Saturday, June 18, 2005
Actions and words hurt.
The beliefs we hold as teachers can either limit or magnify students learning in our classes. All too often our beliefs, or assumption about learning, remain at the tacit level and are not available even to ourselves.
It is a really worthwhile activity to spend time with yourself thinking about what it is you believe about education and, more importantly, to consider do your actions match your words in your classroom. Better still, discuss your beliefs with other teachers in your school as part of a process of defining the shared beliefs of the school and then to put into practice the shared actions and behaviors you all agree to implement.
Recent research about Maori student’s views of learning, written up as narratives, would indicate that for this group of students the majority receive negative messages from many of their teachers. If they were seem as ‘clients’ then these schools would be in trouble.

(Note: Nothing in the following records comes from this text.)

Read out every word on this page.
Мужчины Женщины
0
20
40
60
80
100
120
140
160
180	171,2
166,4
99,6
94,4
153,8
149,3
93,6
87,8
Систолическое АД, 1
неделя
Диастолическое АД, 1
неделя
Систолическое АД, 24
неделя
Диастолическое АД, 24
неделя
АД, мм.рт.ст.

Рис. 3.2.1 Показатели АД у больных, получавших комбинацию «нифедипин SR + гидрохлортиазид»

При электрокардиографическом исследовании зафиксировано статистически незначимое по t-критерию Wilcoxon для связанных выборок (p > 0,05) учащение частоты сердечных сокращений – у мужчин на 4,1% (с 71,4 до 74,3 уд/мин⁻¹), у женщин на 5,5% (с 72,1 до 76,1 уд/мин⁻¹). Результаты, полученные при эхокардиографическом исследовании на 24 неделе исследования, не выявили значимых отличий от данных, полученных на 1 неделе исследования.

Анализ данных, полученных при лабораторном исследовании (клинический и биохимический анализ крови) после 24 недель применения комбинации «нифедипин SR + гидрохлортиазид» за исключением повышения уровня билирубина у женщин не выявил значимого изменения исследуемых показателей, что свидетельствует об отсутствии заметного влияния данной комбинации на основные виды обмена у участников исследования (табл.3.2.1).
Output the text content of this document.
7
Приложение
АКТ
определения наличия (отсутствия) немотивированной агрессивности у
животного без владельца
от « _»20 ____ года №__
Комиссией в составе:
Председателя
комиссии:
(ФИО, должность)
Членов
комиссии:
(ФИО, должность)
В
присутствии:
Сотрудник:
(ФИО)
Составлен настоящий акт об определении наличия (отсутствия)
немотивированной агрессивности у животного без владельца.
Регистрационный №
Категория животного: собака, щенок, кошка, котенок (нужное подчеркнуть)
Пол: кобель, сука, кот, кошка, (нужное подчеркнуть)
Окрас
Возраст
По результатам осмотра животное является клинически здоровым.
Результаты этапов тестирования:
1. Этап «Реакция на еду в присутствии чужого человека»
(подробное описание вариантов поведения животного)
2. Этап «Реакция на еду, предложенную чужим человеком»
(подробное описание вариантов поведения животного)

It would be worthwhile for all schools to hear from their own students what teacher words and actions help or hinder them; or even for teachers to consider their own experiences of schooling.
Teachers ought to reflect on the learning beliefs that ensure all students can learn; to ensure the natural desire to make meaning and to express idea that is innate in all learners is kept alive. All to often this passion or joy of learning is lost along the way and replaced with behaviors that range from dull compliance to alienation. And to often we turn about and blame the students for their lack of enthusiasm rather than thinking about why such students are disengaged.
The way we relate to students, the words we use, the messages of hope we give are very important. As such they are the real curriculum of our classroom. For learning to occur there needs to be a positive relationship between the learner, the teacher and the content.
So to be conscious of our beliefs is a start. Powerful teachers have powerful repertoire of strategies – or ‘methods that matter’. If you cannot express what your beliefs or strategies are then you may be contributing to the failure of your students – particularly those who came from a different background to yourself.
Our words and actions do count – and sometimes do hurt as the following revision of an old saying expresses:
‘Sticks and stones may break my bones
But words will never hurt me
And this I know was surely true
And truth could not desert me
But now I know it is not so
I’ve changed the latter part
For sticks and stones may break the bones
But words can break the heart
Sticks and stones may break the bones
But leave the spirit whole
But simple words can break the the heart
Or shame one to the soul’
Herb Warren 82
It pays to make your beliefs explicit and more importantly to live up to them in word and deed. Would you like to be a student in your own class?